Analysts’ Concerns
Most gambling forms are banned in Thailand, but illegal operations are rife. Domestic gamblers were considered a significant attraction for foreign investors, and the strict entry barriers could influence their interest. The draft could morph Thai casinos into foreigner-only regimes.
Singaporean gaming consultant Daniel Cheng stated that the restrictive requirements could limit the local population, making the market less attractive to regional and international casino operators. He noted, “A further 50 million baht bank deposit requirement would render Thai casinos no better than foreigner-only regimes like South Korea’s.”
Local Skepticism
Most of the Thai public remains hesitant to embrace the proposed casino regulations. Most concerns revolve around the potential rise of gambling addiction and household debt. A recent study by the National Institute of Development Administration (NIDA) revealed that most locals oppose casino legalization, highlighting a conflicting stance with PM Shinawatra’s administration.

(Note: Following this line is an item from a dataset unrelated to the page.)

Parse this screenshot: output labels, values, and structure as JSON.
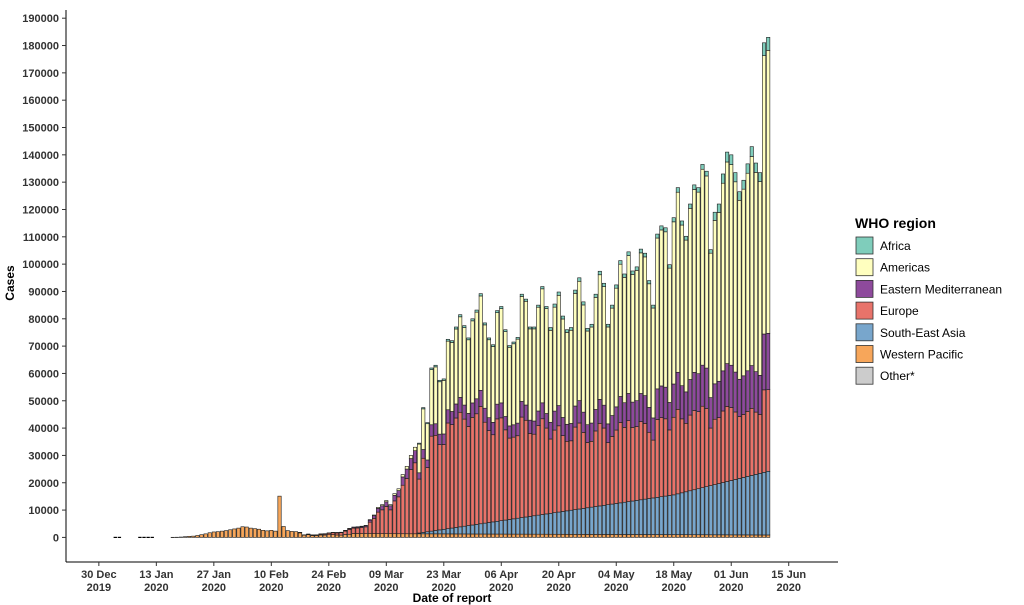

Meeting the Region’s Competitive Benchmark
Thailand seeks to compete with other leading gambling destinations in the region, such as Singapore, which has caught the eye of industry titans like Las Vegas Sands Corp. However, the new legislation would carve out a unique niche that could benefit or negatively impact the plans.
The proposed exclusivity could add to the venues’ appeal as global luxury destinations, but it risks excluding most of the local consumer market. In a country where per capita gross domestic product (GDP) is about US$7,300, according to government reports, the casino entry demands effectively prohibit swathes of the population from casino access.